Here's a version that will handle a non-scalar "values" array:

import numpy as np

def find_nearest(array, values):
    indices = np.abs(np.subtract.outer(array, values)).argmin(0)
    return array[indices]

Or a version that returns a numeric type (e.g. int, float) if the input is scalar:

def find_nearest(array, values):
    values = np.atleast_1d(values)
    indices = np.abs(np.subtract.outer(array, values)).argmin(0)
    out = array[indices]
    return out if len(out) > 1 else out[0]

Answer 5

For 2d array, to determine the i, j position of nearest element:

import numpy as np
def find_nearest(a, a0):
    idx = (np.abs(a - a0)).argmin()
    w = a.shape[1]
    i = idx // w
    j = idx - i * w
    return a[i,j], i, j

Answer 6

All the answers are beneficial to gather the information to write efficient code.
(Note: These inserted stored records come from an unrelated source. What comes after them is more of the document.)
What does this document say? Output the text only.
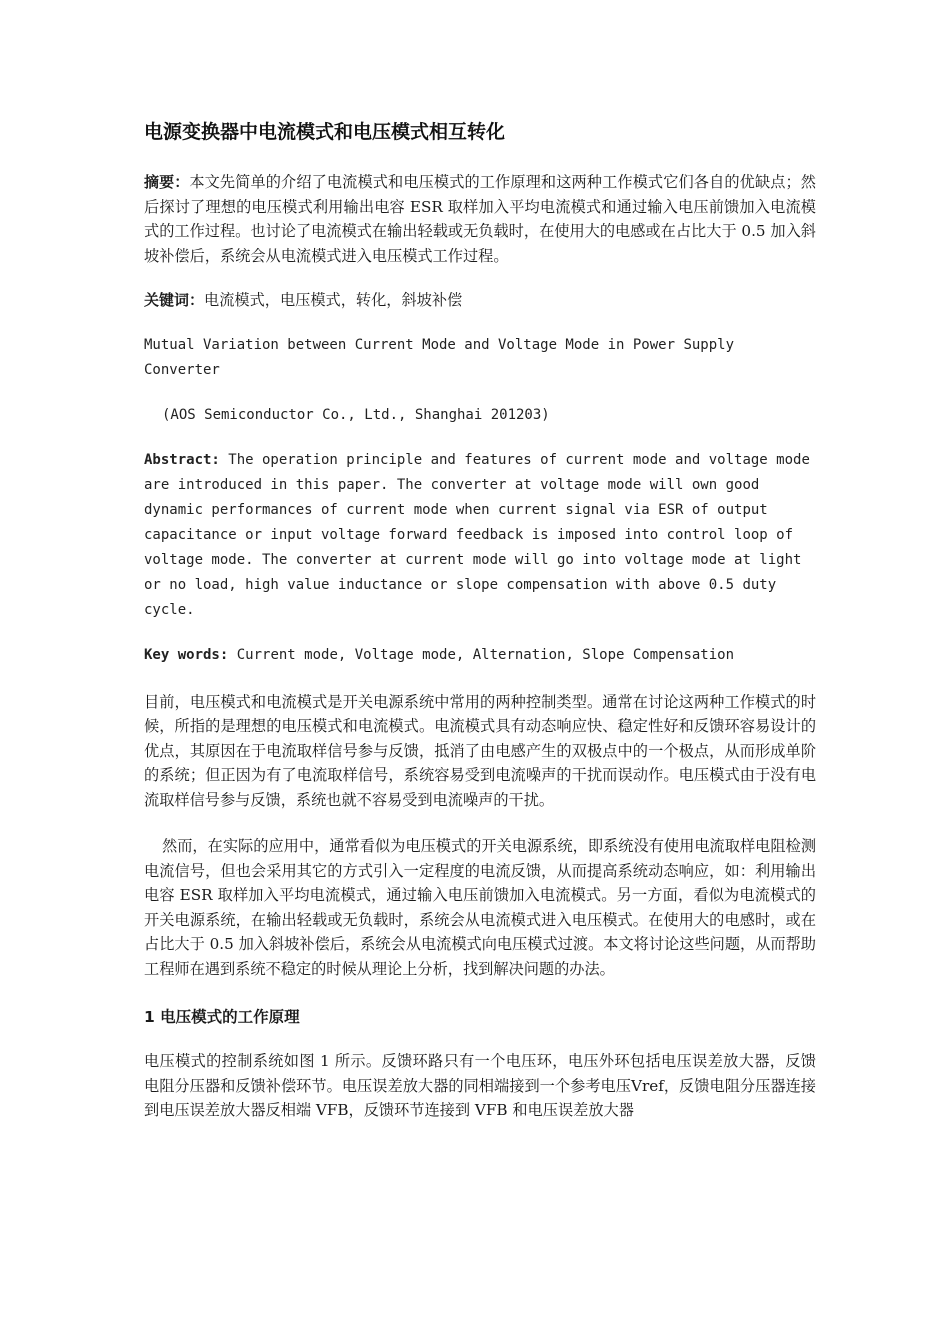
电源变换器中电流模式和电压模式相互转化

摘要：本文先简单的介绍了电流模式和电压模式的工作原理和这两种工作模式它们各自的优缺点；然后探讨了理想的电压模式利用输出电容 ESR 取样加入平均电流模式和通过输入电压前馈加入电流模式的工作过程。也讨论了电流模式在输出轻载或无负载时，在使用大的电感或在占比大于 0.5 加入斜坡补偿后，系统会从电流模式进入电压模式工作过程。

关键词：电流模式，电压模式，转化，斜坡补偿

Mutual Variation between Current Mode and Voltage Mode in Power Supply Converter

(AOS Semiconductor Co., Ltd., Shanghai 201203)

Abstract: The operation principle and features of current mode and voltage mode are introduced in this paper. The converter at voltage mode will own good dynamic performances of current mode when current signal via ESR of output capacitance or input voltage forward feedback is imposed into control loop of voltage mode. The converter at current mode will go into voltage mode at light or no load, high value inductance or slope compensation with above 0.5 duty cycle.

Key words: Current mode, Voltage mode, Alternation, Slope Compensation

目前，电压模式和电流模式是开关电源系统中常用的两种控制类型。通常在讨论这两种工作模式的时候，所指的是理想的电压模式和电流模式。电流模式具有动态响应快、稳定性好和反馈环容易设计的优点，其原因在于电流取样信号参与反馈，抵消了由电感产生的双极点中的一个极点，从而形成单阶的系统；但正因为有了电流取样信号，系统容易受到电流噪声的干扰而误动作。电压模式由于没有电流取样信号参与反馈，系统也就不容易受到电流噪声的干扰。

然而，在实际的应用中，通常看似为电压模式的开关电源系统，即系统没有使用电流取样电阻检测电流信号，但也会采用其它的方式引入一定程度的电流反馈，从而提高系统动态响应，如：利用输出电容 ESR 取样加入平均电流模式，通过输入电压前馈加入电流模式。另一方面，看似为电流模式的开关电源系统，在输出轻载或无负载时，系统会从电流模式进入电压模式。在使用大的电感时，或在占比大于 0.5 加入斜坡补偿后，系统会从电流模式向电压模式过渡。本文将讨论这些问题，从而帮助工程师在遇到系统不稳定的时候从理论上分析，找到解决问题的办法。

1 电压模式的工作原理

电压模式的控制系统如图 1 所示。反馈环路只有一个电压环，电压外环包括电压误差放大器，反馈电阻分压器和反馈补偿环节。电压误差放大器的同相端接到一个参考电压Vref，反馈电阻分压器连接到电压误差放大器反相端 VFB，反馈环节连接到 VFB 和电压误差放大器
However, I have written a small Python script to optimize for various cases. It will be the best case if the provided array is sorted. If one searches the index of the nearest point of a specified value, then bisect module is the most time efficient. When one search the indices correspond to an array, the numpy searchsorted is most efficient.

import numpy as np
import bisect
xarr = np.random.rand(int(1e7))

srt_ind = xarr.argsort()
xar = xarr.copy()[srt_ind]
xlist = xar.tolist()
bisect.bisect_left(xlist, 0.3)

In [63]: %time bisect.bisect_left(xlist, 0.3) CPU times: user 0 ns, sys: 0 ns, total: 0 ns Wall time: 22.2 µs

np.searchsorted(xar, 0.3, side="left")

In [64]: %time np.searchsorted(xar, 0.3, side="left") CPU times: user 0 ns, sys: 0 ns, total: 0 ns Wall time: 98.9 µs

randpts = np.random.rand(1000)
np.searchsorted(xar, randpts, side="left")

%time np.searchsorted(xar, randpts, side="left") CPU times: user 4 ms, sys: 0 ns, total: 4 ms Wall time: 1.2 ms

If we follow the multiplicative rule, then numpy should take ~100 ms which implies ~83X faster.